Nurturing digital learning at school
Matthew Joseph led the first 1-to-1 device rollout in a public school in Massachusetts more than a decade ago, and also spent 11 years as an elementary school principal.
Now director of digital learning and innovation for Milford Public Schools, he is overseeing implementation of the district’s 1-to-1 Chromebook program in grades 3 through 12.
“It is a district on the move, looking to move to a blended learning environment and 1-to-1 setting, and phase that in over time” he says.
“The skills that I liked to do and had experience in—bringing foresight, vision and backward mapping—could be used to provide the district with active learning classrooms while utilizing the most current education tools.”
Joseph is a featured presenter for the Future of Education Technology Conference, to be held January 27-30, 2019, in Orlando, Fla.
What does a “culture of innovation” look like in a district?
It’s about creating a culture that’s as dynamic as the world around us. It’s providing not just ideas but structures to provide educators with the flexibility to make decisions that best fit their school, and to use certain tools, meaning hardware to instructional software, accordingly.
The second piece is to lead by example—to go in as the school or district leader and model what innovation looks like at the instruction level. If you’re asking staff to create an active learning environment, you must take risks and utilize tools to run staff meetings and communicate.
You talk a lot about active learning. How do you define that?
An active learning environment is collaborative and allows students to have a voice in the classroom. Students should ask questions and share ideas, and interact with content not just absorb it.
Being actively engaged with the content also means students ask questions, collaborate with peers, research information and explore on their own after the teacher plants a seed.
Is there a formula to being an innovative leader?
It can boil down to whether you, as a leader, are creating a culture of trust that allows your staff to take risks in learning so that teachers can try things.

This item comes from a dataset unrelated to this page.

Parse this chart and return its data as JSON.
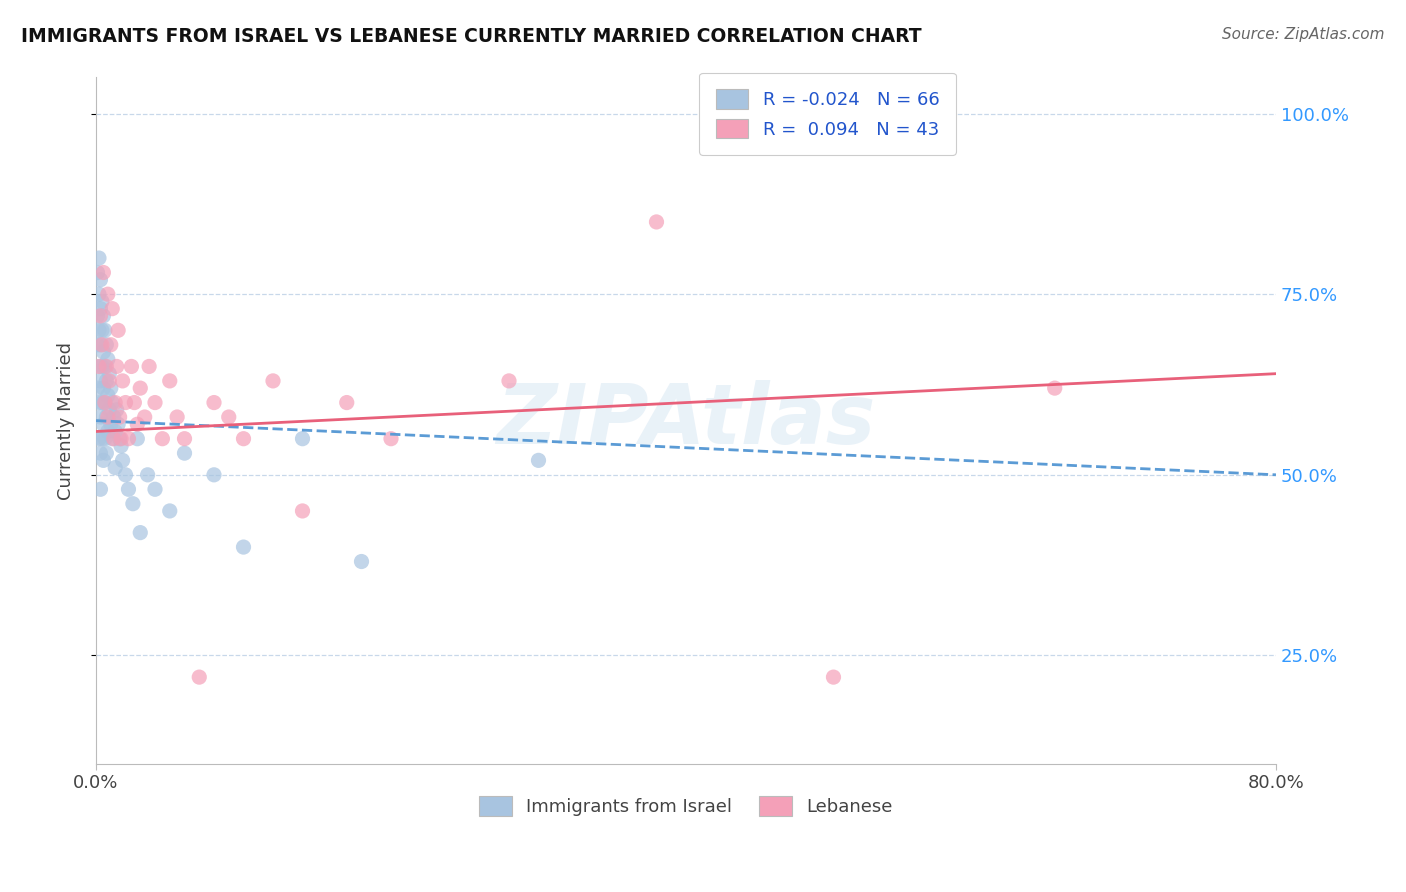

This environment allows enhancements in learning to move swiftly. Creating a space where educators can think and then act in a way that best suits their learners, while utilizing the tools they have, is key.
If the teachers or principals don’t have the trust of their leader, they’re not going to take that step.
This is not just about a district leader being tech savvy?
That’s another misnomer. It’s about asking your educators to create a classroom in which students are also thinking critically, and only then can you match the tools with the learning.
How do you get educators to build an active learning environment?
I use the analogy of the highway to represent where teachers and school leaders may be on the spectrum. On a highway, there are slow cars, fast cars and there are the breakdown lane cars.
For me, I see it as if we’re going to be on this highway together. No matter how fast or slow they go, I get it, and I’m going to encourage them to take a step forward every day. I tell them not to judge themselves against the average, just against themselves. I only ask that they go forward, and I’ll be there to support them.
Emily Ann Brown is associate editor.